We go from winter to soaker to winter within the course of a week. At least you can't argue that the weather pattern ahead is boring!
Monday's precipitation plethora is due to warm air pushing in aloft over the cold air in place at the surface. Temperatures will be slower to warm above freezing the farther north and west you are from the city, with the result being some periods of freezing rain or freezing drizzle that could lead to slippery travel for a time during the morning and early afternoon before temperatures creep above 32. That said, despite air temperatures above freezing, the ground is still cold after a week of subfreezing temperatures. This means it could take a while for the surface to thaw out a bit. The Poconos could see temperatures fail to get above freezing until late Monday night and could have a decent round of icy rain.

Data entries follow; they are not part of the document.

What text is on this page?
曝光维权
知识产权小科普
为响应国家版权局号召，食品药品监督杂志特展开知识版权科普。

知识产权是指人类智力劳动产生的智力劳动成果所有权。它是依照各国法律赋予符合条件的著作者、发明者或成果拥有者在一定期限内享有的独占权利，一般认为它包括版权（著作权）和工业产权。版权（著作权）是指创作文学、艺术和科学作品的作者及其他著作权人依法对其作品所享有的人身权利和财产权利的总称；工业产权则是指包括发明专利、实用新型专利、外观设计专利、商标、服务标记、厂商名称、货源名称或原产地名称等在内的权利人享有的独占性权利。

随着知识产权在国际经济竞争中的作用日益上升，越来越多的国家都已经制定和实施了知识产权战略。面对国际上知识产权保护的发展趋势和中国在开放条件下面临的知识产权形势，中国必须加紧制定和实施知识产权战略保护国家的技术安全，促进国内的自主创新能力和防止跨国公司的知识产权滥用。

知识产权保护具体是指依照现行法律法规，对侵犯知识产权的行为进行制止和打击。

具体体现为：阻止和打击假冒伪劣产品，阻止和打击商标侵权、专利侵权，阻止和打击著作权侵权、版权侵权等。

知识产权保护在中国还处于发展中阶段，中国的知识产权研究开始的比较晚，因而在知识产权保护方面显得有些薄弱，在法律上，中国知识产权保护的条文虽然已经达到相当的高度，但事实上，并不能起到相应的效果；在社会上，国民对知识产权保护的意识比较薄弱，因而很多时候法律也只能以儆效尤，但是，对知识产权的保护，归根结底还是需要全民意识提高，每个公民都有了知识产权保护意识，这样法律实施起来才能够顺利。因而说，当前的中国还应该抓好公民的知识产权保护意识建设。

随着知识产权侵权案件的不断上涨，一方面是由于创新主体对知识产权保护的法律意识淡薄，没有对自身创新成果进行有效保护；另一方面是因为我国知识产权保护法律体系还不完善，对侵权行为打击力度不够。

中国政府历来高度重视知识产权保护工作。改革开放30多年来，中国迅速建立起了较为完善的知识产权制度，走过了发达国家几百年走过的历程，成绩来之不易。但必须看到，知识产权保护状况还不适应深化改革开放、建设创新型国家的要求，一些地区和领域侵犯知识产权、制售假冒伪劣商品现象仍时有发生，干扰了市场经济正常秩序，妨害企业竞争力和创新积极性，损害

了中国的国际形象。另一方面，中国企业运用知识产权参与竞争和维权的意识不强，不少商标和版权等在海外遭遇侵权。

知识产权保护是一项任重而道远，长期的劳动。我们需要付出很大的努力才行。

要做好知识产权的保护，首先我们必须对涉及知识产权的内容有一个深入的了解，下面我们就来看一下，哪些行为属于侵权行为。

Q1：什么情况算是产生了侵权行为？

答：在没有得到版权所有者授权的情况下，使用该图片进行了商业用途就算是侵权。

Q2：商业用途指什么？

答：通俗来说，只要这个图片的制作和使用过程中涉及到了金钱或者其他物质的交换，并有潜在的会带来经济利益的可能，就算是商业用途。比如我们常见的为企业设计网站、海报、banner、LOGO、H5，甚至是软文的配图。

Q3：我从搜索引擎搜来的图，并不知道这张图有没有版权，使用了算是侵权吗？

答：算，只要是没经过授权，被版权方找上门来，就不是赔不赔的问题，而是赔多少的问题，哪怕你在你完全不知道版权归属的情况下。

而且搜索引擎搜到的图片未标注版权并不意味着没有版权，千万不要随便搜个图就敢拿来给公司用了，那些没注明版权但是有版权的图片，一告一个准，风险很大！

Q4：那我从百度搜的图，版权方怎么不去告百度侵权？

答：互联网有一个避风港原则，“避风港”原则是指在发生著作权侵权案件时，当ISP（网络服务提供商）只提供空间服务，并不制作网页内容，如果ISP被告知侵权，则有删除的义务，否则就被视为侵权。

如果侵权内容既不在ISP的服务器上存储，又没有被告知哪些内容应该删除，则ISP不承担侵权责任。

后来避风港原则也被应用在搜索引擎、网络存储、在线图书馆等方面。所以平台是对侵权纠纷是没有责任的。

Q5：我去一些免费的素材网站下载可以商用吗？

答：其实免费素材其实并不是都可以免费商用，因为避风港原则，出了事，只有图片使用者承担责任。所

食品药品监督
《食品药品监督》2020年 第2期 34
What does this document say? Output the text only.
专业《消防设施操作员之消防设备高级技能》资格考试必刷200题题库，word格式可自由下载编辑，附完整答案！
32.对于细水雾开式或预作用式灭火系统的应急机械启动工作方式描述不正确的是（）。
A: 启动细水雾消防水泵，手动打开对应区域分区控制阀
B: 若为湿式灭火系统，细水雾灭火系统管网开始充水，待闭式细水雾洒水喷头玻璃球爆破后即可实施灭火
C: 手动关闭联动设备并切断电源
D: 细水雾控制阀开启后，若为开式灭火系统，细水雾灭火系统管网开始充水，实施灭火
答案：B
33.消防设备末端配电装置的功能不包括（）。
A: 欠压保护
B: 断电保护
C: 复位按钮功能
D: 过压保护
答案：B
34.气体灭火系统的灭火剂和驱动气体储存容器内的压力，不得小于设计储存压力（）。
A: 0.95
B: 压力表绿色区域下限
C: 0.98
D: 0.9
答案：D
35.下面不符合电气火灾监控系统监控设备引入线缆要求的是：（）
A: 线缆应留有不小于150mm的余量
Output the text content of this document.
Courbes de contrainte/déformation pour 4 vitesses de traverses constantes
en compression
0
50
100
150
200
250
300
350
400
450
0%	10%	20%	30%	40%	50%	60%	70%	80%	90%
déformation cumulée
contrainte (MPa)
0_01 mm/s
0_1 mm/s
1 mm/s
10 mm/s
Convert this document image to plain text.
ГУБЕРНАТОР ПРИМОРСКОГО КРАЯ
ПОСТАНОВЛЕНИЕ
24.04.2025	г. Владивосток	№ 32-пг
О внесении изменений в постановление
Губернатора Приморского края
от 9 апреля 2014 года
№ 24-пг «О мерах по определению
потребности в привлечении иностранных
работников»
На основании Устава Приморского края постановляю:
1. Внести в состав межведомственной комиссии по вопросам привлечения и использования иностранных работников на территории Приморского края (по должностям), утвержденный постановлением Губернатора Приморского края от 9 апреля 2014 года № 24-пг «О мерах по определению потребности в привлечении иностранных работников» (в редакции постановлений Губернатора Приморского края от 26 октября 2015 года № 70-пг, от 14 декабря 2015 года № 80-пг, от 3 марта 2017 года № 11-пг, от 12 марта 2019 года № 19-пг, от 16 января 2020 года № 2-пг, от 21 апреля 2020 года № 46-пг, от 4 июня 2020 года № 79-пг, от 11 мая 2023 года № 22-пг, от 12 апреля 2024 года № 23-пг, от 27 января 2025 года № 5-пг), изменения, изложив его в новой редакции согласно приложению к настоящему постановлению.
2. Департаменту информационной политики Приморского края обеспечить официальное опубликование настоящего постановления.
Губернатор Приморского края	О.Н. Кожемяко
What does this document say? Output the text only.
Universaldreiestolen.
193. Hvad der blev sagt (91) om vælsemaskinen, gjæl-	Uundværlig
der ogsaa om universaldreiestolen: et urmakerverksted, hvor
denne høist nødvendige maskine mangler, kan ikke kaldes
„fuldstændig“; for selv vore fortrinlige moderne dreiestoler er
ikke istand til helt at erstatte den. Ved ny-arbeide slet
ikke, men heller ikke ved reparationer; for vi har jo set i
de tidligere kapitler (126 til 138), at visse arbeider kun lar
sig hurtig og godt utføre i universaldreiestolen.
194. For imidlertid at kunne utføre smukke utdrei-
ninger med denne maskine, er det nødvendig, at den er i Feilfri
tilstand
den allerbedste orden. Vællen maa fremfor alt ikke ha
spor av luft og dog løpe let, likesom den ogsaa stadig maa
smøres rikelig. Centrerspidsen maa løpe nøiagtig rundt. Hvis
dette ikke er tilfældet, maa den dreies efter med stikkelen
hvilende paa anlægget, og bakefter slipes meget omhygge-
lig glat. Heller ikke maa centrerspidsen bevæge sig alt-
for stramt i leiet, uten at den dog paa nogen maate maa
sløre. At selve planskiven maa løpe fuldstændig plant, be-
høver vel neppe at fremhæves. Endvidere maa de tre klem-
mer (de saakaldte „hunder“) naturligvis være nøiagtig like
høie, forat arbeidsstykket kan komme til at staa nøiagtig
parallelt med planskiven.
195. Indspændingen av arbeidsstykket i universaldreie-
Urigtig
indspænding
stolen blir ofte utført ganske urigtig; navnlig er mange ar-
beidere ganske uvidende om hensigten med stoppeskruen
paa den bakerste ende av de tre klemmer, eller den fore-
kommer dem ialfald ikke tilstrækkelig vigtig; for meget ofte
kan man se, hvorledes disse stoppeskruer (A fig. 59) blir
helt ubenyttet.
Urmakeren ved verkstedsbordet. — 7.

Tuesday is the transition to warmth ― areas of fog, drizzle and lots of low clouds around as temperatures hang in the upper 30s and low 40s for much of the day before we see a more substantive warmup Tuesday night into Wednesday. Wednesday's temperatures could hit 60 in a few spots ahead of the cold front as mild southwesterly breezes push the warm front through the region and give us a window of warmth. Of course, the front that pushes in on Wednesday afternoon and evening has a lot of pop to it and will produce a steady and soaking rain for the region. Many spots could see an inch, perhaps a bit more than that, which could cause flooding issues along area streams as the ground may remain frozen despite the thawing ahead of the likely rainstorm.
After the front moves through Wednesday night, it gets colder for the latter portion of the week. Snow showers are possible on Friday and again on Saturday night or Sunday with a pair of clipper disturbances tracking through. We could see similar light snowfalls along the lines of what fell this past Friday ― modest, but enough to whet the appetites of the snowstarved among you.
January's temperatures will likely close out above average but they will not be as mild as they had been through last Sunday. We've averaged twelve degrees below average from Tuesday through Saturday in Philadelphia – our longest streak of significant cold around here since February 2007, even though overnight lows didn't get below what we experienced a couple of Januaries ago. Despite this slap of cold, we were several degrees above average as recently as last Sunday and given our warmth to close out January, we'll likely end up with an above average month on temperatures. Just not as mild as December.